Movies: The Frighteners
Peter Jackson's best known for directing the "Lord of the Rings" trilogy, but a lot of horror fans enjoyed "Braindead" (AKA "Dead Alive") more than anything Jackson's done with Frodo or Aragorn. It made sense, then, that Jackson's first truly mainstream film before hitting it big was "The Frighteners," starring Michael J. Fox.
The movie is two parts horror and one part comedy, a sort of inversion of the "Ghostbusters" formula. Frank Bannister (played by Fox) is a psychic detective who cons people; the twist here is that Bannister actually can communicate with the other side, and he uses his ghostly companions to help with his frauds. Everything seems fine until he becomes involved in a series of mysterious deaths. Michael J. Fox does a good job here in his last major film role, as a lonely widower with a dark outlook.
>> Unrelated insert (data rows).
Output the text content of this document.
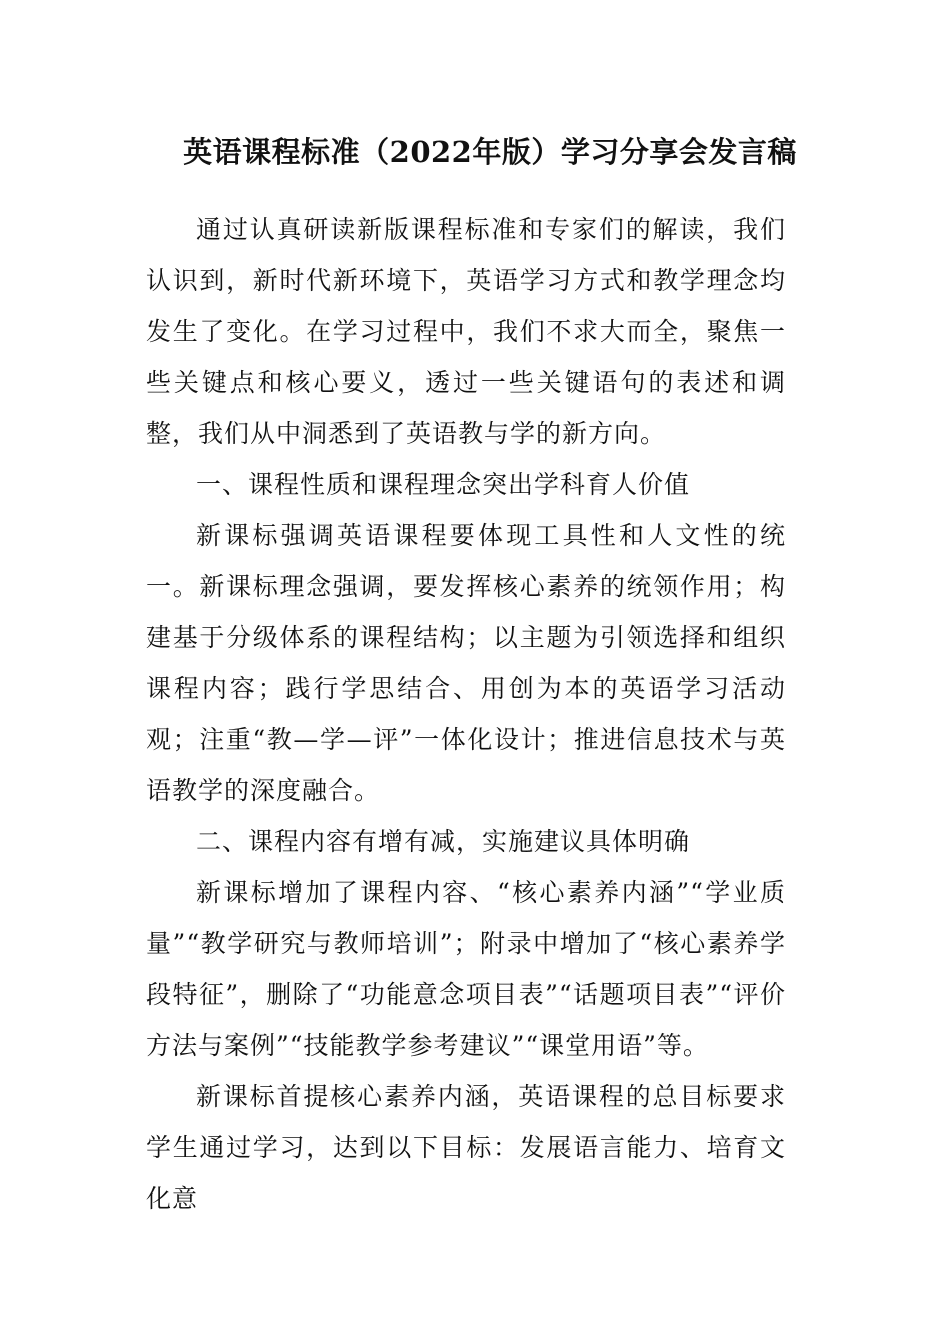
英语课程标准（2022年版）学习分享会发言稿

通过认真研读新版课程标准和专家们的解读，我们认识到，新时代新环境下，英语学习方式和教学理念均发生了变化。在学习过程中，我们不求大而全，聚焦一些关键点和核心要义，透过一些关键语句的表述和调整，我们从中洞悉到了英语教与学的新方向。

一、课程性质和课程理念突出学科育人价值

新课标强调英语课程要体现工具性和人文性的统一。新课标理念强调，要发挥核心素养的统领作用；构建基于分级体系的课程结构；以主题为引领选择和组织课程内容；践行学思结合、用创为本的英语学习活动观；注重“教—学—评”一体化设计；推进信息技术与英语教学的深度融合。

二、课程内容有增有减，实施建议具体明确

新课标增加了课程内容、“核心素养内涵”“学业质量”“教学研究与教师培训”；附录中增加了“核心素养学段特征”，删除了“功能意念项目表”“话题项目表”“评价方法与案例”“技能教学参考建议”“课堂用语”等。

新课标首提核心素养内涵，英语课程的总目标要求学生通过学习，达到以下目标：发展语言能力、培育文化意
For some reason, "The Frighteners" was saddled with an R rating instead of the teen-friendly PG-13, which killed most of the movie's potential audience. Following the MPAA ruling, Jackson decided to amp up the gore in a few places (might as well, right?), which makes the film feel uneven. At times it's lighthearted, but the final sequence (featuring a seriously deranged character played by Dee Wallace-Stone) is pretty much straight action-horror. The movie also overstays its welcome (the Director's Cut is even longer), so much of the later third of the film feels gratuitous.